By Alyssa Hermann, Portfolio Manager, Presidential Bank. Contributor: Michael Hube, Syndications VP, Fifth Third Equipment Finance Company. Edited by Alexandra Dressman, Sales Coordinator 3 AVP, Huntington Equipment Finance and Jon Gerson, President, Executive Solutions for Leasing & Finance, Inc. All are members of the ELFA Emerging Talent Advisory Council.
What is networking?
Networking is building quality relationships with people you like, admire and trust. Networking is authentically connecting with people by sharing information about yourself and asking engaging questions to help you learn about others. The objective is to understand how you might be able to help each other professionally and personally.
What are the benefits of networking?
Most people think job opportunities are the primary benefit of networking. While that might be true, there are many other advantages to growing your network, including gaining confidence, obtaining a new perspective, sharing industry best practices, receiving career advice, increasing your influence and developing friendships. Some of these benefits might materialize immediately whereas others will require patience and persistence.
“You can make more friends in two months by becoming interested in other people than you can in two years by trying to get other people interested in you.”
-Dale Carnegie, How to Win Friends and Influence People
How do you network?
Opportunities to network present themselves every single day and should not be reserved only for specific events or occasions. Networking is most successful when you approach it with a genuine and selfless interest in other parties. There is no substitute for sincerity—collecting cards or pretending to be someone you are not will not serve you.
Since you will either be a brand by default or by design, it is important to be intentional about how you choose to differentiate yourself while networking. Develop a clear, concise and consistent introduction that gives people a variety of potential questions. Concentrate on building a rapport by asking thoughtful, open-ended questions and sharing relevant information that will allow other people to connect and relate to you. Listen with the aim to understand, not respond.
When networking, use open and positive body language, make good eye contact, smile, perfect your handshake, wear your nametag on your right side and repeat people’s names. Developing an awareness of how you make others feel is especially important since your likeability will determine people’s desire to interact with you again.

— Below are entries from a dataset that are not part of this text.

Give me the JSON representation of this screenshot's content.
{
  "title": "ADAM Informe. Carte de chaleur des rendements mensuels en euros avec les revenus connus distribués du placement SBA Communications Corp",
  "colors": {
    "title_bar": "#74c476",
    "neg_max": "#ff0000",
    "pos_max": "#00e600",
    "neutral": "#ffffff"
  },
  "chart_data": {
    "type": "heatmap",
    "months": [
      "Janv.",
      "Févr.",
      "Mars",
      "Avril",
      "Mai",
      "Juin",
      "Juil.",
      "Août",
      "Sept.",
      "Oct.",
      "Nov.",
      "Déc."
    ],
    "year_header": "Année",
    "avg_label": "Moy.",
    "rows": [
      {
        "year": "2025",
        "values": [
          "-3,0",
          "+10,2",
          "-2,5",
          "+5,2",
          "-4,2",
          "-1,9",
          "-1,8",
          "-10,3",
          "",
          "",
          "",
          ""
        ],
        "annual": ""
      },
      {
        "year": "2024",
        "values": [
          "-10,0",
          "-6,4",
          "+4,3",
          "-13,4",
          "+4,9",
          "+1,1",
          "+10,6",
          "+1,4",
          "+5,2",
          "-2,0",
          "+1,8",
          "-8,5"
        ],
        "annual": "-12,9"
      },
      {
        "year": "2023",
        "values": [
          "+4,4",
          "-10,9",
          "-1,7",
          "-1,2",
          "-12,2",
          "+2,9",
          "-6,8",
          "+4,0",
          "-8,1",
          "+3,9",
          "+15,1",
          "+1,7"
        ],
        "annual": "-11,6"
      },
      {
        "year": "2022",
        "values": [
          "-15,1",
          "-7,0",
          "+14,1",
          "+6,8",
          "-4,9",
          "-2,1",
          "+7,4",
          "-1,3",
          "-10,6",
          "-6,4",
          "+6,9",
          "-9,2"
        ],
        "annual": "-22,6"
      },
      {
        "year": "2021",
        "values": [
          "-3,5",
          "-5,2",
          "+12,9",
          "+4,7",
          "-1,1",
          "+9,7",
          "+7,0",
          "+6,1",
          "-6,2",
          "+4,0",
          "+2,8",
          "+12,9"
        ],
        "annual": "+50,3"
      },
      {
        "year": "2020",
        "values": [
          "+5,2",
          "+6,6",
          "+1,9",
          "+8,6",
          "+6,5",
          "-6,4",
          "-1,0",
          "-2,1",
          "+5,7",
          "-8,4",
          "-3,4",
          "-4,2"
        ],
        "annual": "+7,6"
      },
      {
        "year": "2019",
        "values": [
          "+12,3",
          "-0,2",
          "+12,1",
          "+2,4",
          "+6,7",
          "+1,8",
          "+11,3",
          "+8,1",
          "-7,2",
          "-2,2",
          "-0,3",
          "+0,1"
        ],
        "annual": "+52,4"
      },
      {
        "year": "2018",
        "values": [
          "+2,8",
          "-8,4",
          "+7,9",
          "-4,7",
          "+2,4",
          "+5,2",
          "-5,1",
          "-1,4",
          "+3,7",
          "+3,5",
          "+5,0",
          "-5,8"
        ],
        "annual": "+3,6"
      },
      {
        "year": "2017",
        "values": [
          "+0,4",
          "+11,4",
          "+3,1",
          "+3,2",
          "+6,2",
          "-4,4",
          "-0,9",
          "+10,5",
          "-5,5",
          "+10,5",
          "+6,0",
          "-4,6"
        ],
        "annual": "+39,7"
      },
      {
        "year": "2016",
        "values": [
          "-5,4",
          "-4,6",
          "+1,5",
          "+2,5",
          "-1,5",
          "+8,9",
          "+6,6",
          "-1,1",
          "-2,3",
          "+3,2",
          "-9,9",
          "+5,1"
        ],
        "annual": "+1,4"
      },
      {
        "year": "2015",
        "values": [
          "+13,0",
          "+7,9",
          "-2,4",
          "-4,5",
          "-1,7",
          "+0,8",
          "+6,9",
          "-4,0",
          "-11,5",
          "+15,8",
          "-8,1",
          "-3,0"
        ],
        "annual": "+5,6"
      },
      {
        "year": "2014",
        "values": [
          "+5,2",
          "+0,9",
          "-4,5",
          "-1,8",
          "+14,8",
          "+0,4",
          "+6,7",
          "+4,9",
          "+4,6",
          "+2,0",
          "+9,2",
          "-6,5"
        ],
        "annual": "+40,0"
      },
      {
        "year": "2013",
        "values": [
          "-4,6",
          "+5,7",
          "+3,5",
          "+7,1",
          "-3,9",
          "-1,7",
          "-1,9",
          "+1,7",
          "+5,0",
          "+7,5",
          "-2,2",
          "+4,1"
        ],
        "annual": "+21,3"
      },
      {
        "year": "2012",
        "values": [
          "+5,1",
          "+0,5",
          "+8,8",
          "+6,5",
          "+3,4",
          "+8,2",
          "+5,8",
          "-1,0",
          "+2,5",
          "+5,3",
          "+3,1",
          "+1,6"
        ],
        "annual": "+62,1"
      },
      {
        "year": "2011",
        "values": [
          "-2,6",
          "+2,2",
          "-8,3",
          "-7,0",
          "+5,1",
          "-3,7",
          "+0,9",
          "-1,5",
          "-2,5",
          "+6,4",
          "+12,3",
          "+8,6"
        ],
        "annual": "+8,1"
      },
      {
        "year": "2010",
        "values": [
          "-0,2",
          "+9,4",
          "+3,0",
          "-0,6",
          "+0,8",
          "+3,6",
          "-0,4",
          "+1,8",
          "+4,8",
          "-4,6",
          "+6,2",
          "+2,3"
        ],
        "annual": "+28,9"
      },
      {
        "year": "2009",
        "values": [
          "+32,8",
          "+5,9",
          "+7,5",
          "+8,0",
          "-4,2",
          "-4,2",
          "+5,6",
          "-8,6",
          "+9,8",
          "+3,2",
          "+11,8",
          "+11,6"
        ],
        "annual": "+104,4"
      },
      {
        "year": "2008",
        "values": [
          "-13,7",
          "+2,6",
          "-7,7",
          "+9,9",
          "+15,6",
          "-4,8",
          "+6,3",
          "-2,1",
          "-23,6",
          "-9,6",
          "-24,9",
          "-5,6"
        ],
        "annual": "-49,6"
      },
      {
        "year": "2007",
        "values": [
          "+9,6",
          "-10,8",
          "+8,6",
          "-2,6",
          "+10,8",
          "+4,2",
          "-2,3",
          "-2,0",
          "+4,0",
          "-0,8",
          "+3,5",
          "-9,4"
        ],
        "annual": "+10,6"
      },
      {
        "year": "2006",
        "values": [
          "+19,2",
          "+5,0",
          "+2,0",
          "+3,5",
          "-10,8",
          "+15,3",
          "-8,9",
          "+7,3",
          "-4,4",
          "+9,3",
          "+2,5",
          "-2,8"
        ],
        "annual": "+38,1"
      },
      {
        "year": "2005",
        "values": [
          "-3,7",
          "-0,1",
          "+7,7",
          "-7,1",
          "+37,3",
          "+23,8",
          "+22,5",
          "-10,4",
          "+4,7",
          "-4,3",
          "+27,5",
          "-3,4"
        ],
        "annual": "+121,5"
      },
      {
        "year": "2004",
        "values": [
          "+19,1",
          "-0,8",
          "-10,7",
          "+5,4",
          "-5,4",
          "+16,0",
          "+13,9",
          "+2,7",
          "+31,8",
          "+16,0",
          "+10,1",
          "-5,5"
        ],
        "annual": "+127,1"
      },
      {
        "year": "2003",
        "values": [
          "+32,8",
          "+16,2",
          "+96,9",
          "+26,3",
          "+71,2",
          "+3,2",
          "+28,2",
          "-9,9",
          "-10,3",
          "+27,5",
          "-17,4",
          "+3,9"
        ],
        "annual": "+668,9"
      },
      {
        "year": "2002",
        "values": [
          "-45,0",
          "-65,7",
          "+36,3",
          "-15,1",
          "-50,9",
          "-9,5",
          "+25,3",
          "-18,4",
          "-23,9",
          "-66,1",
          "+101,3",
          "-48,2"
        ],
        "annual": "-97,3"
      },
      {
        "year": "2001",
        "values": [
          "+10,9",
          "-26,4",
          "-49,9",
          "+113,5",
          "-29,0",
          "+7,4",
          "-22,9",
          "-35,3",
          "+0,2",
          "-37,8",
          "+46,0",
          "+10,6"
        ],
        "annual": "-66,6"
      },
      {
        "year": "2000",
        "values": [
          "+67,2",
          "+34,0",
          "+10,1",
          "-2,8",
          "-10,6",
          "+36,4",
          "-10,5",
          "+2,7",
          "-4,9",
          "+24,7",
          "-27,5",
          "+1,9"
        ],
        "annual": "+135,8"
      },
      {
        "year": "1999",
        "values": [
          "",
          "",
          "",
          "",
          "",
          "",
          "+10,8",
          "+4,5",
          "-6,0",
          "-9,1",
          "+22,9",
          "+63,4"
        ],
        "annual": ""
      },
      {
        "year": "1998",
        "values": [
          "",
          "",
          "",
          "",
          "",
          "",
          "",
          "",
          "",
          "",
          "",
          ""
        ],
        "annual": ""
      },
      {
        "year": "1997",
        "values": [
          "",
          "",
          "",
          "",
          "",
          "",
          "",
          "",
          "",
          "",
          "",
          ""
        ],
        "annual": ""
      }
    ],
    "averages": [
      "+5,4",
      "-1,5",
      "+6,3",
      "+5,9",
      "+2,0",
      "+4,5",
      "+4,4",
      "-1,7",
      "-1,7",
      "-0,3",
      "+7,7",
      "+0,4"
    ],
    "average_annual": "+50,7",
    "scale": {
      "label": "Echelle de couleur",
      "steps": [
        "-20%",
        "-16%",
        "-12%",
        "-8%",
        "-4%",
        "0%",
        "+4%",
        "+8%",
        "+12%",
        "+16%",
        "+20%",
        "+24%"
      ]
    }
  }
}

Finally, do not be afraid to take notes following a conversation and use them in your follow up (i.e., remembering someone’s birthday or asking about a vacation they were planning). The importance of following up after meeting and on a regular basis going forward to stay top of mind cannot be understated.
What is the takeaway?
While networking can be intimidating, it does not have to be. Networking is for everyone—not just extroverts or salespeople. Networking is more of an art than a science and, like all critical skills, takes practice to develop. The key to successful networking is to build relationships before you need them by finding ways to add value.